While the draft takes place over just 72 hours, the NFL requested three weeks’ free use of the historic Auditorium Theatre, which usually hosts the Joffrey Ballet. Thirteen hotels in Chicago have “preferential rates” and/or reserved rooms for prospective players and NFL staff. The league insists on blocking off portions of Wabash Avenue, Congress Parkway, and Grant Park, in addition to “free parking at draft venues and free police escorts for prospective draft picks and NFL ‘dignitaries,’” writes Jared S. Hopkins, who reported on this for the Chicago Tribune in February.
The NFL, and sports teams in general, have a tarnished history of costing their communities more money than they’re worth.
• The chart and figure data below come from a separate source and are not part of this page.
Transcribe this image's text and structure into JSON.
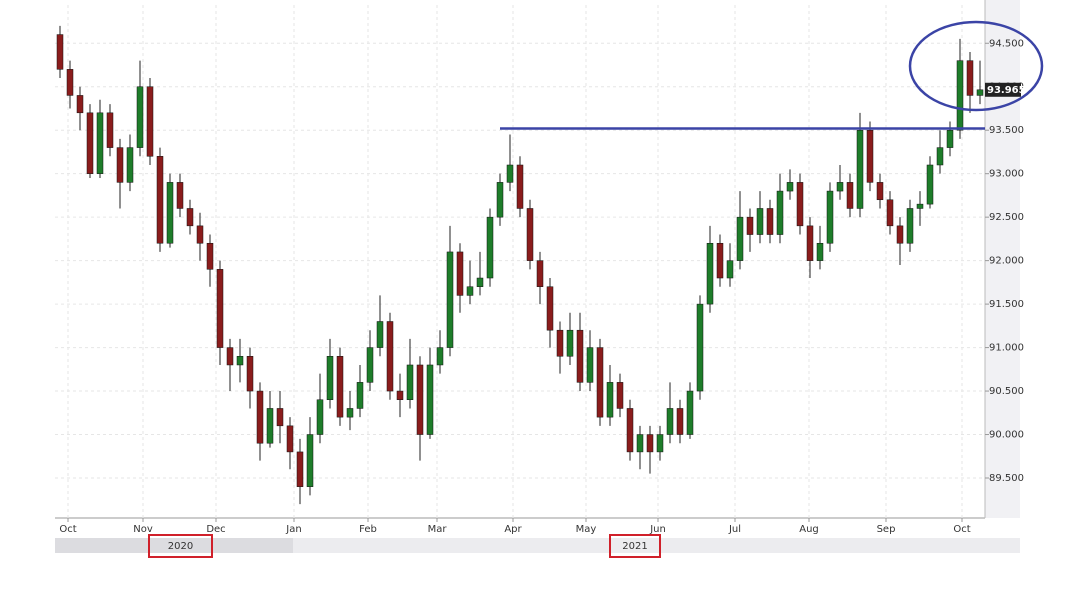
{
  "chart_data": {
    "type": "candlestick",
    "up_color": "#1e7d2a",
    "down_color": "#8a1c1c",
    "wick_color": "#222222",
    "grid": true,
    "xlim": [
      -0.5,
      92.5
    ],
    "xticks": [
      {
        "value": 0.8,
        "label": "Oct"
      },
      {
        "value": 8.3,
        "label": "Nov"
      },
      {
        "value": 15.6,
        "label": "Dec"
      },
      {
        "value": 23.4,
        "label": "Jan"
      },
      {
        "value": 30.8,
        "label": "Feb"
      },
      {
        "value": 37.7,
        "label": "Mar"
      },
      {
        "value": 45.3,
        "label": "Apr"
      },
      {
        "value": 52.6,
        "label": "May"
      },
      {
        "value": 59.8,
        "label": "Jun"
      },
      {
        "value": 67.5,
        "label": "Jul"
      },
      {
        "value": 74.9,
        "label": "Aug"
      },
      {
        "value": 82.6,
        "label": "Sep"
      },
      {
        "value": 90.2,
        "label": "Oct"
      }
    ],
    "ylim": [
      89.04,
      94.94
    ],
    "yticks": [
      {
        "value": 89.5,
        "label": "89.500"
      },
      {
        "value": 90,
        "label": "90.000"
      },
      {
        "value": 90.5,
        "label": "90.500"
      },
      {
        "value": 91,
        "label": "91.000"
      },
      {
        "value": 91.5,
        "label": "91.500"
      },
      {
        "value": 92,
        "label": "92.000"
      },
      {
        "value": 92.5,
        "label": "92.500"
      },
      {
        "value": 93,
        "label": "93.000"
      },
      {
        "value": 93.5,
        "label": "93.500"
      },
      {
        "value": 94,
        "label": "94.000"
      },
      {
        "value": 94.5,
        "label": "94.500"
      }
    ],
    "year_labels": [
      "2020",
      "2021"
    ],
    "hline": 93.52,
    "hline_color": "#3b44a6",
    "open": [
      94.6,
      94.2,
      93.9,
      93.7,
      93.0,
      93.7,
      93.3,
      92.9,
      93.3,
      94.0,
      93.2,
      92.2,
      92.9,
      92.6,
      92.4,
      92.2,
      91.9,
      91.0,
      90.8,
      90.9,
      90.5,
      89.9,
      90.3,
      90.1,
      89.8,
      89.4,
      90.0,
      90.4,
      90.9,
      90.2,
      90.3,
      90.6,
      91.0,
      91.3,
      90.5,
      90.4,
      90.8,
      90.0,
      90.8,
      91.0,
      92.1,
      91.6,
      91.7,
      91.8,
      92.5,
      92.9,
      93.1,
      92.6,
      92.0,
      91.7,
      91.2,
      90.9,
      91.2,
      90.6,
      91.0,
      90.2,
      90.6,
      90.3,
      89.8,
      90.0,
      89.8,
      90.0,
      90.3,
      90.0,
      90.5,
      91.5,
      92.2,
      91.8,
      92.0,
      92.5,
      92.3,
      92.6,
      92.3,
      92.8,
      92.9,
      92.4,
      92.0,
      92.2,
      92.8,
      92.9,
      92.6,
      93.5,
      92.9,
      92.7,
      92.4,
      92.2,
      92.6,
      92.65,
      93.1,
      93.3,
      93.5,
      94.3,
      93.9
    ],
    "high": [
      94.7,
      94.3,
      94.0,
      93.8,
      93.85,
      93.8,
      93.4,
      93.45,
      94.3,
      94.1,
      93.3,
      93.0,
      93.0,
      92.7,
      92.55,
      92.3,
      92.0,
      91.1,
      91.1,
      91.0,
      90.6,
      90.5,
      90.5,
      90.2,
      89.95,
      90.2,
      90.7,
      91.1,
      91.0,
      90.5,
      90.8,
      91.2,
      91.6,
      91.4,
      90.7,
      91.1,
      90.9,
      91.0,
      91.2,
      92.4,
      92.2,
      92.0,
      92.1,
      92.6,
      93.0,
      93.45,
      93.2,
      92.7,
      92.1,
      91.8,
      91.3,
      91.4,
      91.4,
      91.2,
      91.1,
      90.8,
      90.7,
      90.4,
      90.1,
      90.1,
      90.1,
      90.6,
      90.4,
      90.6,
      91.6,
      92.4,
      92.3,
      92.2,
      92.8,
      92.6,
      92.8,
      92.7,
      93.0,
      93.05,
      93.0,
      92.5,
      92.4,
      92.9,
      93.1,
      93.0,
      93.7,
      93.6,
      93.0,
      92.8,
      92.5,
      92.7,
      92.8,
      93.2,
      93.5,
      93.6,
      94.55,
      94.4,
      94.3
    ],
    "low": [
      94.1,
      93.75,
      93.5,
      92.95,
      92.95,
      93.2,
      92.6,
      92.8,
      93.2,
      93.1,
      92.1,
      92.15,
      92.5,
      92.3,
      92.0,
      91.7,
      90.8,
      90.5,
      90.6,
      90.3,
      89.7,
      89.85,
      89.9,
      89.6,
      89.2,
      89.3,
      89.9,
      90.3,
      90.1,
      90.05,
      90.2,
      90.5,
      90.9,
      90.4,
      90.2,
      90.3,
      89.7,
      89.95,
      90.7,
      90.9,
      91.4,
      91.5,
      91.6,
      91.7,
      92.4,
      92.8,
      92.5,
      91.9,
      91.5,
      91.0,
      90.7,
      90.8,
      90.5,
      90.5,
      90.1,
      90.1,
      90.2,
      89.7,
      89.6,
      89.55,
      89.7,
      89.9,
      89.9,
      89.95,
      90.4,
      91.4,
      91.7,
      91.7,
      91.9,
      92.1,
      92.2,
      92.2,
      92.2,
      92.7,
      92.3,
      91.8,
      91.9,
      92.1,
      92.7,
      92.5,
      92.5,
      92.8,
      92.6,
      92.3,
      91.95,
      92.1,
      92.4,
      92.6,
      93.0,
      93.2,
      93.4,
      93.7,
      93.8
    ],
    "close": [
      94.2,
      93.9,
      93.7,
      93.0,
      93.7,
      93.3,
      92.9,
      93.3,
      94.0,
      93.2,
      92.2,
      92.9,
      92.6,
      92.4,
      92.2,
      91.9,
      91.0,
      90.8,
      90.9,
      90.5,
      89.9,
      90.3,
      90.1,
      89.8,
      89.4,
      90.0,
      90.4,
      90.9,
      90.2,
      90.3,
      90.6,
      91.0,
      91.3,
      90.5,
      90.4,
      90.8,
      90.0,
      90.8,
      91.0,
      92.1,
      91.6,
      91.7,
      91.8,
      92.5,
      92.9,
      93.1,
      92.6,
      92.0,
      91.7,
      91.2,
      90.9,
      91.2,
      90.6,
      91.0,
      90.2,
      90.6,
      90.3,
      89.8,
      90.0,
      89.8,
      90.0,
      90.3,
      90.0,
      90.5,
      91.5,
      92.2,
      91.8,
      92.0,
      92.5,
      92.3,
      92.6,
      92.3,
      92.8,
      92.9,
      92.4,
      92.0,
      92.2,
      92.8,
      92.9,
      92.6,
      93.5,
      92.9,
      92.7,
      92.4,
      92.2,
      92.6,
      92.65,
      93.1,
      93.3,
      93.5,
      94.3,
      93.9,
      93.965
    ]
  }
}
While there’s no way to know for sure whether the NFL’s requests were met, Choose Chicago said in February that it would need to raise $4 million to cover the costs, leading the Tribune to deem it “the priciest draft ever by far.” (Data on previous drafts’ cost is not readily available.) City officials insist that taxpayer money will not be used for the draft, yet that’s no consolation for students at Roosevelt University, who are upset that their school is spending their already limited funds on an event that also happens to be closing a majority of the campus’ buildings during finals week. This has led some students to protest what they call the “prioritization of corporate greed over students’ needs.”
The NFL, and sports teams in general, have a tarnished history of costing their communities more money than they’re worth. There have been numerous studies on the literal and figurative costs of playing host to a professional sports stadium. A review of such studies by the Federal Reserve Bank of St. Louis found that “the rate of return a city or metropolitan area receives for its investment [in a stadium] is generally below that of alternative projects. In addition, evidence suggests that cities and metro areas that have invested heavily in sports stadiums and arenas have, on average, experienced slower income growth than those that have not.”
Special events like the NFL Draft are particularly damaging to cities, according to Allen Sanderson, a University of Chicago economist who specializes in sports. “[These events] are basically economic monopolies that have a product to sell,” Sanderson told the Chicago Tribune, “and they can use that substantial market power to extract dollars from cities because they bid against each other.”
So as the NFL draft blows through the Windy City, don’t expect much good to be left in its wake.